People v. Antista, 129 Cal.App.2d 47 [276 P.2d 177], relied upon by appellant, lends no assistance mainly because of a complete factual dissimilarity. There the evidence consisted solely of the discovery in defendant`s absence of marijuana in a cupboard in an unused room in his apartment, and defendant was not shown to be a heroin user or to have any connection with narcotics. In the instant case, defendant was an admitted user of narcotics, bore puncture marks on his right arm and had a fix not long before. Part of the narcotics discovered in the kitchen of his apartment were found in his presence and in such places as would indicate a determined concealment by one who well knew the premises.

[6] Appellant`s last contention, that having been convicted on three counts of possession, he was punished three times for a single act in violation of section 654, Penal Code, finds no support in either the law or the facts. People v. Branch, 119 Cal.App.2d 490 [260 P.2d 27], and other similar cases cited by him have no application here. The Branch case, for example, [169 Cal.App.2d 351] involved a conviction of possession and sale of the same narcotic. The court there held that possession and sale were part of the same transaction. The other cases involved possession and transportation of the same narcotic in which they were held to constitute only one offense. In the instant case, possession of more than one narcotic is alleged.
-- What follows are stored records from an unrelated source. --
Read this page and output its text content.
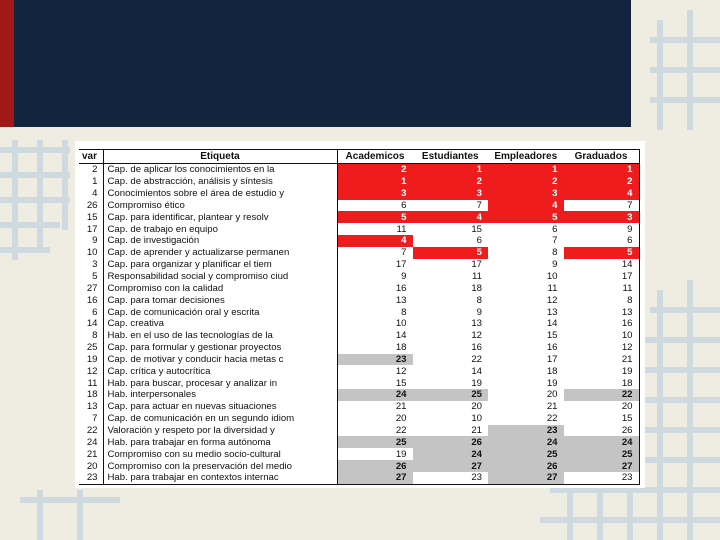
var	Etiqueta	Academicos	Estudiantes	Empleadores	Graduados
2	Cap. de aplicar los conocimientos en la	2	1	1	1
1	Cap. de abstracción, análisis y síntesis	1	2	2	2
4	Conocimientos sobre el área de estudio y	3	3	3	4
26	Compromiso ético	6	7	4	7
15	Cap. para identificar, plantear y resolv	5	4	5	3
17	Cap. de trabajo en equipo	11	15	6	9
9	Cap. de investigación	4	6	7	6
10	Cap. de aprender y actualizarse permanen	7	5	8	5
3	Cap. para organizar y planificar el tiem	17	17	9	14
5	Responsabilidad social y compromiso ciud	9	11	10	17
27	Compromiso con la calidad	16	18	11	11
16	Cap. para tomar decisiones	13	8	12	8
6	Cap. de comunicación oral y escrita	8	9	13	13
14	Cap. creativa	10	13	14	16
8	Hab. en el uso de las tecnologías de la	14	12	15	10
25	Cap. para formular y gestionar proyectos	18	16	16	12
19	Cap. de motivar y conducir hacia metas c	23	22	17	21
12	Cap. crítica y autocrítica	12	14	18	19
11	Hab. para buscar, procesar y analizar in	15	19	19	18
18	Hab. interpersonales	24	25	20	22
13	Cap. para actuar en nuevas situaciones	21	20	21	20
7	Cap. de comunicación en un segundo idiom	20	10	22	15
22	Valoración y respeto por la diversidad y	22	21	23	26
24	Hab. para trabajar en forma autónoma	25	26	24	24
21	Compromiso con su medio socio-cultural	19	24	25	25
20	Compromiso con la preservación del medio	26	27	26	27
23	Hab. para trabajar en contextos internac	27	23	27	23
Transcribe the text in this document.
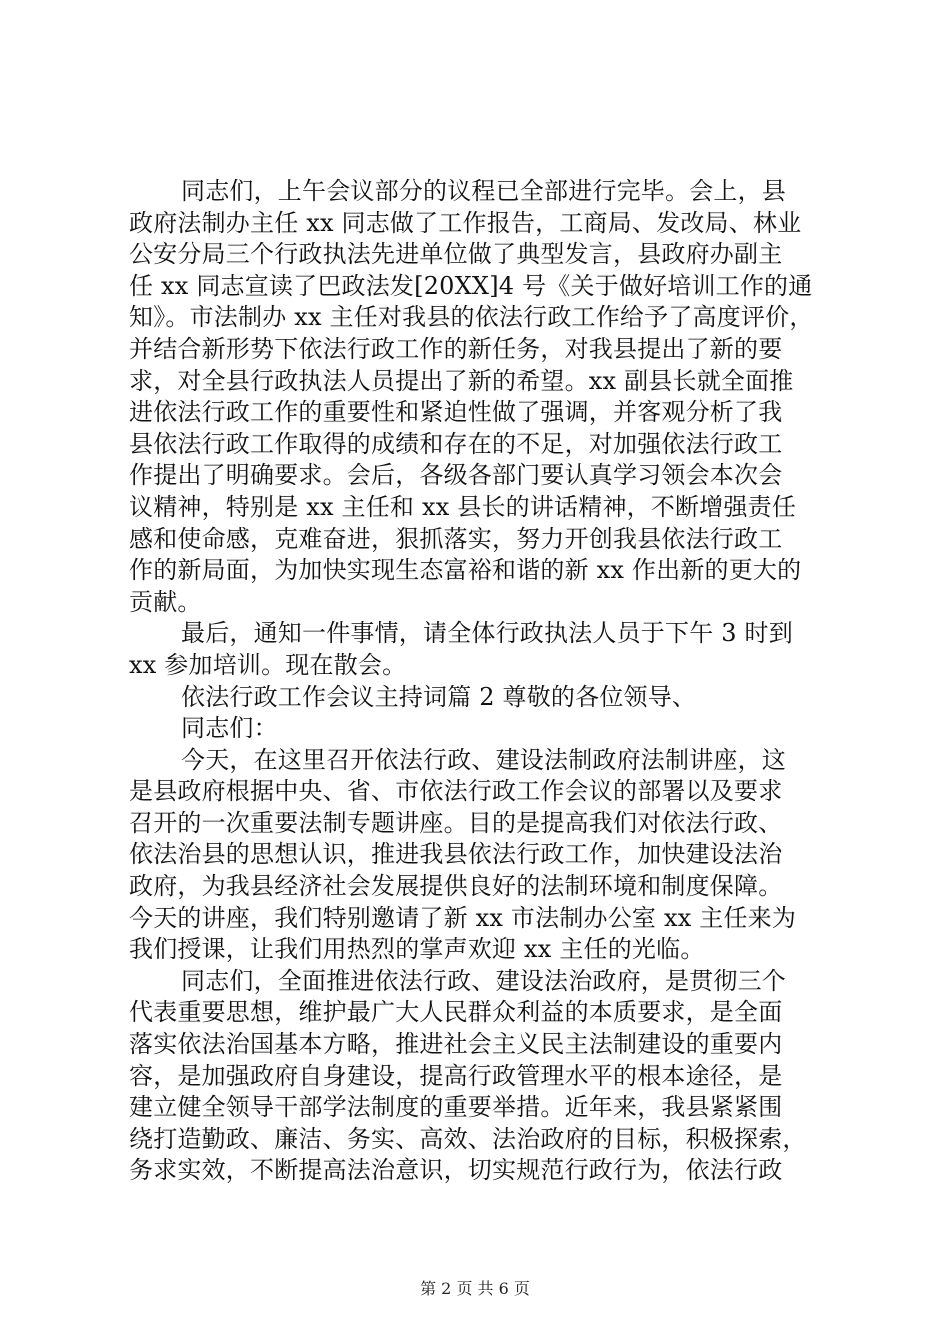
同志们，上午会议部分的议程已全部进行完毕。会上，县
政府法制办主任 xx 同志做了工作报告，工商局、发改局、林业
公安分局三个行政执法先进单位做了典型发言，县政府办副主
任 xx 同志宣读了巴政法发[20XX]4 号《关于做好培训工作的通
知》。市法制办 xx 主任对我县的依法行政工作给予了高度评价，
并结合新形势下依法行政工作的新任务，对我县提出了新的要
求，对全县行政执法人员提出了新的希望。xx 副县长就全面推
进依法行政工作的重要性和紧迫性做了强调，并客观分析了我
县依法行政工作取得的成绩和存在的不足，对加强依法行政工
作提出了明确要求。会后，各级各部门要认真学习领会本次会
议精神，特别是 xx 主任和 xx 县长的讲话精神，不断增强责任
感和使命感，克难奋进，狠抓落实，努力开创我县依法行政工
作的新局面，为加快实现生态富裕和谐的新 xx 作出新的更大的
贡献。
最后，通知一件事情，请全体行政执法人员于下午 3 时到
xx 参加培训。现在散会。
依法行政工作会议主持词篇 2 尊敬的各位领导、
同志们：
今天，在这里召开依法行政、建设法制政府法制讲座，这
是县政府根据中央、省、市依法行政工作会议的部署以及要求
召开的一次重要法制专题讲座。目的是提高我们对依法行政、
依法治县的思想认识，推进我县依法行政工作，加快建设法治
政府，为我县经济社会发展提供良好的法制环境和制度保障。
今天的讲座，我们特别邀请了新 xx 市法制办公室 xx 主任来为
我们授课，让我们用热烈的掌声欢迎 xx 主任的光临。
同志们，全面推进依法行政、建设法治政府，是贯彻三个
代表重要思想，维护最广大人民群众利益的本质要求，是全面
落实依法治国基本方略，推进社会主义民主法制建设的重要内
容，是加强政府自身建设，提高行政管理水平的根本途径，是
建立健全领导干部学法制度的重要举措。近年来，我县紧紧围
绕打造勤政、廉洁、务实、高效、法治政府的目标，积极探索，
务求实效，不断提高法治意识，切实规范行政行为，依法行政
第 2 页 共 6 页
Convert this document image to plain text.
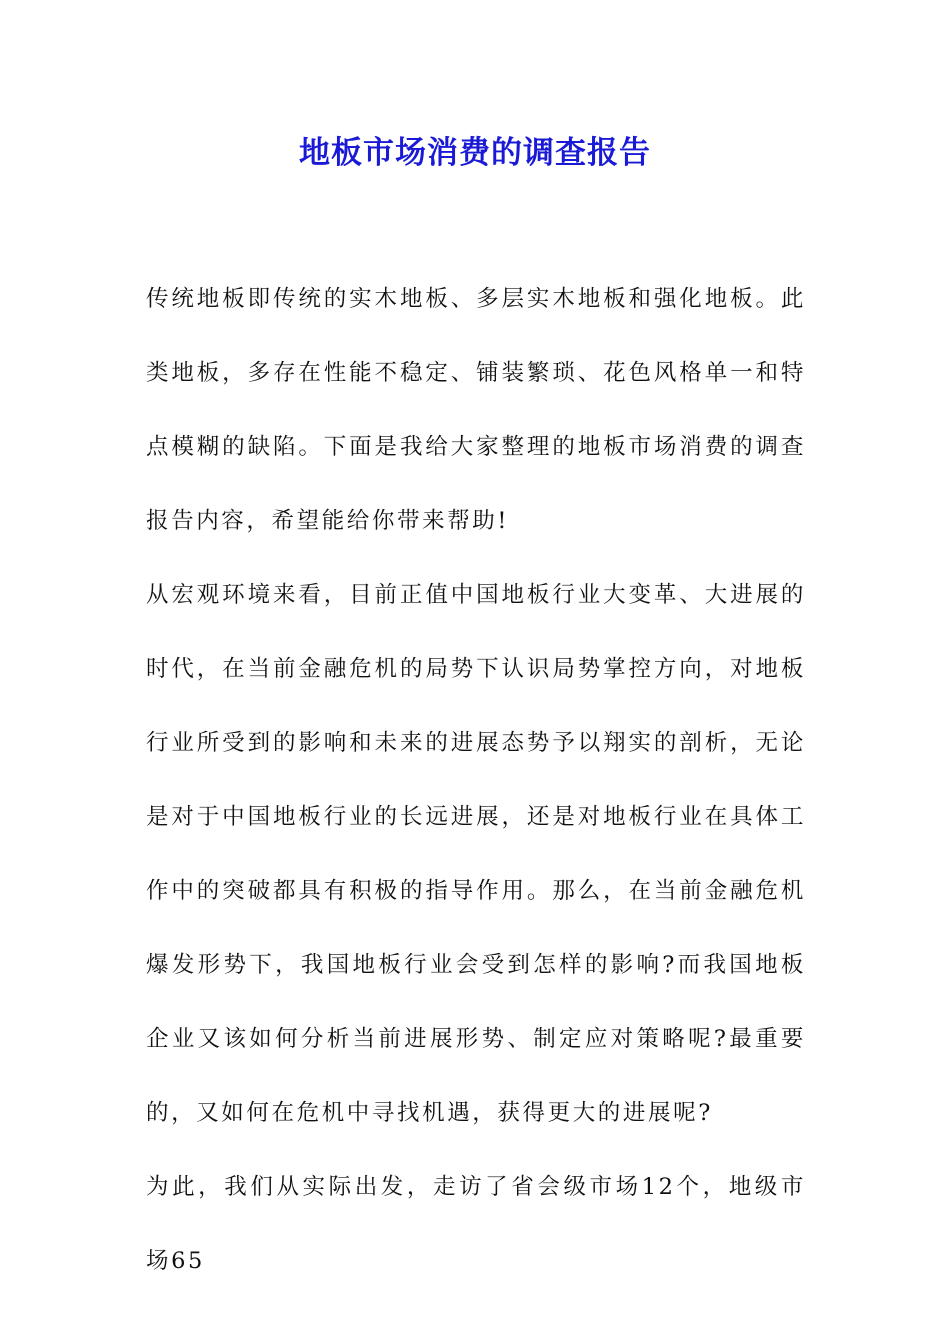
地板市场消费的调查报告

传统地板即传统的实木地板、多层实木地板和强化地板。此类地板，多存在性能不稳定、铺装繁琐、花色风格单一和特点模糊的缺陷。下面是我给大家整理的地板市场消费的调查报告内容，希望能给你带来帮助!

从宏观环境来看，目前正值中国地板行业大变革、大进展的时代，在当前金融危机的局势下认识局势掌控方向，对地板行业所受到的影响和未来的进展态势予以翔实的剖析，无论是对于中国地板行业的长远进展，还是对地板行业在具体工作中的突破都具有积极的指导作用。那么，在当前金融危机爆发形势下，我国地板行业会受到怎样的影响?而我国地板企业又该如何分析当前进展形势、制定应对策略呢?最重要的，又如何在危机中寻找机遇，获得更大的进展呢?

为此，我们从实际出发，走访了省会级市场12个，地级市场65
In Count 1, defendant was charged with possessing heroin, in Count 2, marijuana and in Count 3, amidone; all on February 8. On that day, the officers found in defendant`s possession three separate and distinct narcotics, in substantial amounts--the possession of any one of which under sections 11500 and 11001, Health and Safety Code, constituted an offense. Contrary to his contention that defendant`s possession of all three was a single act, the possession of each of the three different and distinct types of narcotics, even at the same time, constituted three separate offenses. In People v. Mandell, 90 Cal.App.2d 93 [202 P.2d 348], the same contention was rejected. Defendants therein were charged in the first three counts with possession of morphine, opium and cocaine, respectively; in the fourth, fifth and sixth, with transportation of each. Holding that, since the only possession shown in the record was that incident to transportation, the possession and transportation must be treated as one offense, the court reversed the three transportation counts but affirmed the three possession counts, on the ground each constituted a single offense because each related to a different type of narcotic. Said the court at page 98: It is argued that there was but one cigar box containing three different types of narcotic and that the only possession of the narcotics which was shown was that incident to the transportation. Under sections 11500 and 11001 of the Health and Safety Code the possession or transportation of either cocaine, opium or morphine is prohibited. The possession of each of these prohibited narcotics constitutes a separate criminal offense, which is also true of their transportation, and the fact they were kept or carried in one package would make no difference. (Citations.) (Emphasis added.)

Section 11001 defining narcotics as used in section 11500, Health and Safety Code, includes the substances--(e) Heroin; (h) All parts of the plant Cannabis sativa L. (commonly known as marijuana); and (j) Amidone.

For the foregoing reasons, the judgment is affirmed.

White, P. J., and Fourt, J., concurred.